The rapid expansion of restrictions and obligations by both federal and state authorities necessitates that companies create a methodical, centralized compliance program. Key elements of such a program may include:

• Adopting a gating process to ensure all projects, vendors and employees undergo compliance reviews before approval;
• Conducting an inventory of network infrastructure, equipment and services that identifies their geographic reach within or across states;
• Vetting suppliers and contractors, including for foreign owners or interest holders, personnel screening procedures, and compliance policies;
• Identifying employees and third parties with access to critical infrastructure;
• Developing enterprise-wide cyber and physical security policies, which may include centralized training, role-based access procedures, internal vetting and third-party penetration testing and audits; and
• Retaining documentation and records demonstrating compliance and best efforts.

Allocate responsibility for filing requirements and deadlines.

Differing federal and state regimes impose filing obligations with varying requirements and cadences. The legal team should identify and track its obligations to ensure that requirements are met and that enforcement penalties are avoided.

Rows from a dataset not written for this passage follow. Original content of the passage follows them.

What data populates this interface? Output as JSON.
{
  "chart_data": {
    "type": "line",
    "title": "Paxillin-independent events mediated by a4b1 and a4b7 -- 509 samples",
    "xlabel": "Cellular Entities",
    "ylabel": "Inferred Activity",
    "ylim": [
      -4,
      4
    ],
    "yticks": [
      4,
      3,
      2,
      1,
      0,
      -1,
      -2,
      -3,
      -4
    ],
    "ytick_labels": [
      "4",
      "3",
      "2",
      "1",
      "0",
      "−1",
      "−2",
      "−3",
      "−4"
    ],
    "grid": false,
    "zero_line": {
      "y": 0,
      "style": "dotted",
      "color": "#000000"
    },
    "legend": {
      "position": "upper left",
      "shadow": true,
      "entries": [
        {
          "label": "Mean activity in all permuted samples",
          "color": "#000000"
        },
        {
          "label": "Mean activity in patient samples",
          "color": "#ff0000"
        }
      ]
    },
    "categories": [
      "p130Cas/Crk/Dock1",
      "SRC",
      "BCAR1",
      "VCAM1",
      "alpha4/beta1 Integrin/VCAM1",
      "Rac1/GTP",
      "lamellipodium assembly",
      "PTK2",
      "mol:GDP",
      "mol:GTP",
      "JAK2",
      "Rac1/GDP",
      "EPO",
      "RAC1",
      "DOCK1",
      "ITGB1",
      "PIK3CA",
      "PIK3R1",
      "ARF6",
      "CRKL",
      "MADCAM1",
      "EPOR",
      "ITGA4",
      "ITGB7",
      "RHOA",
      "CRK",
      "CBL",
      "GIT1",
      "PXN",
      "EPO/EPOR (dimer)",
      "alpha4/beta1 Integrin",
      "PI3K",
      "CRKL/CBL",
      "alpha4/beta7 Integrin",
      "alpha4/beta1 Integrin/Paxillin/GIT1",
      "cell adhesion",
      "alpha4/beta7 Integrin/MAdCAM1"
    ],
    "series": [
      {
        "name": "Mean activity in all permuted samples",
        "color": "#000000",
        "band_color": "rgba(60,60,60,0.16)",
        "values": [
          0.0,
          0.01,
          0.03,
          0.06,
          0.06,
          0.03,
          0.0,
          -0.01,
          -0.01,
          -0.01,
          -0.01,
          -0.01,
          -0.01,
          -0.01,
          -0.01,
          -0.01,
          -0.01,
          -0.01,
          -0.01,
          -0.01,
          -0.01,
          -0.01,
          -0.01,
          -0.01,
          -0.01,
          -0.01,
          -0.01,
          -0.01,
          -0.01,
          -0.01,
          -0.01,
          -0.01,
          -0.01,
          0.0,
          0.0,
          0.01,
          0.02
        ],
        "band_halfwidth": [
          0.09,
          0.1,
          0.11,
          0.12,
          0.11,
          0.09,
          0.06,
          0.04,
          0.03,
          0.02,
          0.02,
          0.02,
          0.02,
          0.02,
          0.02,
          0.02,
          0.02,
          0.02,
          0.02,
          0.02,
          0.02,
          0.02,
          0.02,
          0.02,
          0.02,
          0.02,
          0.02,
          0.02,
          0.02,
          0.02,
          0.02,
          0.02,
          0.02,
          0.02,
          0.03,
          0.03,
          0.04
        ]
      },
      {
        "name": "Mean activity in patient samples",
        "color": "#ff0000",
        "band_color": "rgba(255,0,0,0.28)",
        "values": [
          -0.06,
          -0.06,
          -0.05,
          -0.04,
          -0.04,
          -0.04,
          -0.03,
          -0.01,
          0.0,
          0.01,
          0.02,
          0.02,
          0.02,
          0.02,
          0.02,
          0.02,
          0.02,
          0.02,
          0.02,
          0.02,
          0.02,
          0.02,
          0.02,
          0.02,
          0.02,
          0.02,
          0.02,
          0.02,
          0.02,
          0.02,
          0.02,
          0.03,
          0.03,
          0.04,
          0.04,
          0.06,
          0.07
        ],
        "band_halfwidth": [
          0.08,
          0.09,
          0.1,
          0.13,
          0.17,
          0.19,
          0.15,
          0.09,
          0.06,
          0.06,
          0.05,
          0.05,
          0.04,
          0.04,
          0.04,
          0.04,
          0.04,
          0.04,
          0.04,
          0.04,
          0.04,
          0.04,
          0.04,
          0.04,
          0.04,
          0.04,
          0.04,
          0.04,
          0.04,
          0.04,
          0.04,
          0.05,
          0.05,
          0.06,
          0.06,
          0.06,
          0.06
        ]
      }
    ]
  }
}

Monitor state-by-state developments.

Given the interconnected nature of the industry, companies operating nationwide may need to comply with the strictest requirements across all states. In addition, the likelihood of a foreign vendor or supplier being banned in one state increases significantly when that entity is flagged in other states.

Check for blind spots.

It is not a given that state-level requirements will only attach to entities regulated by the federal government. Not all states are choosing to regulate in the same way. Companies should analyze enacted laws in any state where they operate to verify whether they fall within the law's scope and face any new requirements.